PAC Flashcards
PAC?
Probably Approximately Correct Learning
What is Sample Complexity?
The class of learnable concepts in terms of the number of sample points needed to achieve an approximate solution.
What is “X” or Input Space?
The set of all possible examples or instances.
What is “Y”?
The set of all possible labels or target values.
What is Concept?
A concept c is a mapping rom X to Y - X -> Y. For example all the points which fall into a triangle.
What is Concept Class?
Denoted as C. It is the set of concepts we may wish to learn. E.X be the set of all axis-aligned rectangles.
What is a Hypothesis Set?
Denoted as H. It is a fixed set of possible concepts which may not coincide with C.

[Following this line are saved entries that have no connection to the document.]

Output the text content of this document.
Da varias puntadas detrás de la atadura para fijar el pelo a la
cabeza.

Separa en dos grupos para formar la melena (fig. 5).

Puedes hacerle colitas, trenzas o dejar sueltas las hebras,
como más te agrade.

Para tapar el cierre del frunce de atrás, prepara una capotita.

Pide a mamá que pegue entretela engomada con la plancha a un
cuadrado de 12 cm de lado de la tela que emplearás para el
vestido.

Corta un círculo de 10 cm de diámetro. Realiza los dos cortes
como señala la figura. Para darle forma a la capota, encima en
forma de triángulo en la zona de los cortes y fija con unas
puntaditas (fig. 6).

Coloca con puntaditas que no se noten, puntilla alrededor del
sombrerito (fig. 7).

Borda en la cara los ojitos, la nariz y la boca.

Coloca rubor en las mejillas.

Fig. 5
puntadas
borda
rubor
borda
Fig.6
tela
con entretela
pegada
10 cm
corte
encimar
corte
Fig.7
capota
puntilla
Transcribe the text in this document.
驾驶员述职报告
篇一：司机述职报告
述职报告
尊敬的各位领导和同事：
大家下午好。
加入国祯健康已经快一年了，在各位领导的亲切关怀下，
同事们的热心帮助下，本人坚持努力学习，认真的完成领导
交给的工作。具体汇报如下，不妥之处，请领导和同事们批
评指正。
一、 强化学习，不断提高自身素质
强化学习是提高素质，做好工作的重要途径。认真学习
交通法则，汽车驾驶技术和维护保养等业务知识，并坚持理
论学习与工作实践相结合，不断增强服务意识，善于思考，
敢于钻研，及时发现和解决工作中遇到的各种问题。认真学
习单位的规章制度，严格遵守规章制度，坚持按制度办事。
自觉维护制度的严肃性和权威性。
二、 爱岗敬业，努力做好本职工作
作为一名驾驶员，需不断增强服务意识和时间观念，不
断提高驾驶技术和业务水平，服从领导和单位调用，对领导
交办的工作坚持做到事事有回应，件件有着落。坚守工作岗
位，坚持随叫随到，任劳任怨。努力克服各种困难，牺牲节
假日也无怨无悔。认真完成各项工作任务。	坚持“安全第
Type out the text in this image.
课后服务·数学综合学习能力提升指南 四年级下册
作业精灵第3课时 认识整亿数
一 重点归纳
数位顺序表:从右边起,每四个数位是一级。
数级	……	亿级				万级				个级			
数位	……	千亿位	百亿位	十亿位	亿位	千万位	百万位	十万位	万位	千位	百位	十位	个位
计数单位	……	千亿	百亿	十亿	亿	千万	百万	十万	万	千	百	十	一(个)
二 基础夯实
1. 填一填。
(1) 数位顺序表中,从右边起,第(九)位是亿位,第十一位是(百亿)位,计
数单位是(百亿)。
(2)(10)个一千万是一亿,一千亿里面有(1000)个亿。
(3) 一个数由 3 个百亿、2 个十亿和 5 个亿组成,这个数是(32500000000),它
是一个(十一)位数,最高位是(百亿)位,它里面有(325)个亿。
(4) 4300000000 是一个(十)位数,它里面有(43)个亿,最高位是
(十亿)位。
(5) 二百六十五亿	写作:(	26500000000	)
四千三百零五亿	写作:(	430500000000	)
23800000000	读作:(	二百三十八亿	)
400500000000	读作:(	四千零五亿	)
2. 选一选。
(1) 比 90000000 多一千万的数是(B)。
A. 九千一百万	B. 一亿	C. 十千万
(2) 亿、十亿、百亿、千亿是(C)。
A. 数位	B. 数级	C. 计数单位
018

What is Generalization Error?
Generalization error of hypothesis h also known as true error or just error is denoted by R(h) (risk).
R(h) = Pr [h(x) != c(x)] = E 1_ h(x) != c(x)
The Generalization error is not directly accessible to the learner since both the distribution D and the target concept c are unknown. GR is the expected error based on the distribution D. The expectation of the empirical error R^(h) is also the generalization error = E[R^(h)] = R(h).
What is Empirical Error?
R^(h) = 1 / m * SUM(i=1…m) 1 if h(xi) != c(xi) else 0
Thus Empirical error is the average error over the sample S.
What is the definition of PAC-learning?
A concept class C is said to be PAC-learnable if there exists an algorithm A and a polynomial function P such that for any epsilon > 0 and delta > 0 for all distributions D on X and for any target concept c WBI C, the following holds for any sample size m >= poly(1/eps, 1/delta, n, size(c)) Pr( [R(h_S) ) <= eps] >= 1 - delta
What is the term epsilon e?
Its the error term. It tells that we are approximately correct. How accurate the algorithm is (1 - eps).
What is the term delta d?
It tells that we are probably right (1 - delta). In other words the confidence of the algorithm.
What are false negatives?
Points that the hypothesis misses that are actually inside the concept class but not inside the hypothesis.
What are false positives?
Points that the hypothesis flags as being class A but in truth are not. So they are not inside the concept class A but are inside the hypothesis.
What is a consistent hypothesis?
It is a hypotheses which has empirical error R^(h) = 0.